A glum tale of love lost and then haphazardly regained in middle age.
Lee is happy enough with her lot in life as the proud wife of a small-town history professor, mother of three grown children, contentedly rooted in the house she was raised in. But with the small-press publication of her memoir about traveling with her extraordinary grandmother, Lee begins to fret over the past, especially that London summer she met Simon and experienced first love—maybe, she realizes unsettlingly all these years later, her only true love. This is a sticky situation for a happily married woman, but how happy is she really? Lee begins to consider her safe choices: staying put in Maine, marrying stolid Ben very shortly after her parents’ accidental death, becoming the ever-helpful cheerleader to her husband’s never-finished study of a dull Maine lumberjack, and of course suppressing the reckless passion she felt for Simon. Much of the story travels back to Lee and Simon’s meeting, their parting and pledging of eternal love, and the one-night stand they had in their 30s, when Lee and Ben spent an academic summer abroad in London.

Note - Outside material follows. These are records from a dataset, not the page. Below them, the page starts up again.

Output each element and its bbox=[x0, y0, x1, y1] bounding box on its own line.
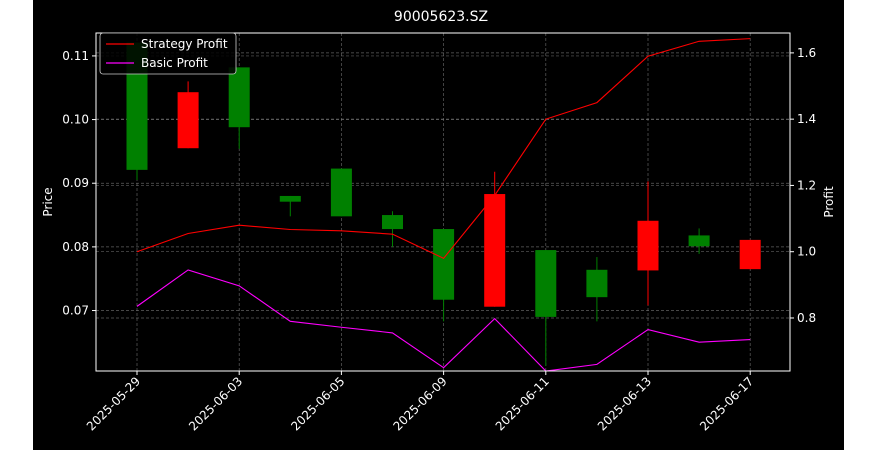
y-tick-label-right: 1.6 bbox=[797, 46, 816, 60]
strategy-profit-line bbox=[136, 38, 751, 260]
x-tick-label: 2025-06-05 bbox=[288, 374, 347, 433]
candle-body bbox=[330, 168, 352, 217]
y-tick-label-left: 0.11 bbox=[62, 49, 89, 63]
y-tick-label-right: 1.4 bbox=[797, 112, 816, 126]
y-tick-label-left: 0.07 bbox=[62, 304, 89, 318]
x-tick-label: 2025-05-29 bbox=[84, 374, 143, 433]
candlestick-chart: 90005623.SZ 2025-05-29 2025-06-03 2025-06-… bbox=[41, 9, 836, 433]
x-tick-label: 2025-06-13 bbox=[595, 374, 654, 433]
y-tick-label-right: 1.2 bbox=[797, 178, 816, 192]
legend: Strategy Profit Basic Profit bbox=[99, 32, 237, 75]
candle-body bbox=[586, 269, 608, 298]
candle-body bbox=[433, 229, 455, 300]
candle-body bbox=[279, 195, 301, 202]
x-tick-label: 2025-06-03 bbox=[186, 374, 245, 433]
candle-body bbox=[739, 239, 761, 270]
legend-box bbox=[99, 32, 237, 75]
x-tick-label: 2025-06-17 bbox=[697, 374, 756, 433]
legend-label-strategy: Strategy Profit bbox=[141, 37, 228, 51]
y-tick-label-left: 0.09 bbox=[62, 176, 89, 190]
y-tick-label-left: 0.08 bbox=[62, 240, 89, 254]
y-tick-label-left: 0.10 bbox=[62, 113, 89, 127]
y-tick-label-right: 1.0 bbox=[797, 245, 816, 259]
chart-figure: 90005623.SZ 2025-05-29 2025-06-03 2025-06-… bbox=[33, 0, 844, 450]
candle-body bbox=[382, 215, 403, 230]
candle-body bbox=[484, 194, 506, 307]
candle-body bbox=[228, 67, 250, 128]
y-axis-label-right: Profit bbox=[822, 186, 836, 218]
candle-body bbox=[688, 235, 710, 247]
y-tick-label-right: 0.8 bbox=[797, 311, 816, 325]
basic-profit-line bbox=[136, 269, 751, 372]
candle-body bbox=[637, 220, 659, 271]
legend-label-basic: Basic Profit bbox=[141, 56, 208, 70]
x-tick-label: 2025-06-09 bbox=[391, 374, 450, 433]
chart-title: 90005623.SZ bbox=[394, 9, 488, 25]
candle-body bbox=[535, 250, 557, 317]
plot-frame bbox=[95, 32, 791, 372]
y-axis-label-left: Price bbox=[41, 187, 55, 216]
candle-body bbox=[177, 92, 199, 149]
gridlines bbox=[96, 33, 790, 371]
x-tick-label: 2025-06-11 bbox=[493, 374, 552, 433]
profit-lines bbox=[136, 38, 751, 372]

To the novel’s detriment, Lee’s tale makes a pale footnote to her memories of Grandmother Marguerite, a memorable beauty and a real grande dame, bejeweled, adulterous, and spoiled, feasting on the banquet of life. Part of Lee’s problem, we quickly see, is that she feels small under Marguerite’s consuming shadow, but that insight doesn’t help the plot much. Now 50 and increasingly obsessed with Simon, Lee manages a trip to England to see whether the real man can live up to the exalted memory. And if he does, then what? The talented Medwed, author of two endearingly witty previous novels (Host Family, 2000, etc.), has lost her timing this go-round, with a sad heaviness and some not particularly funny jokes replacing her former comic charm.
Occasionally funny and touching but, overall, a disappointment.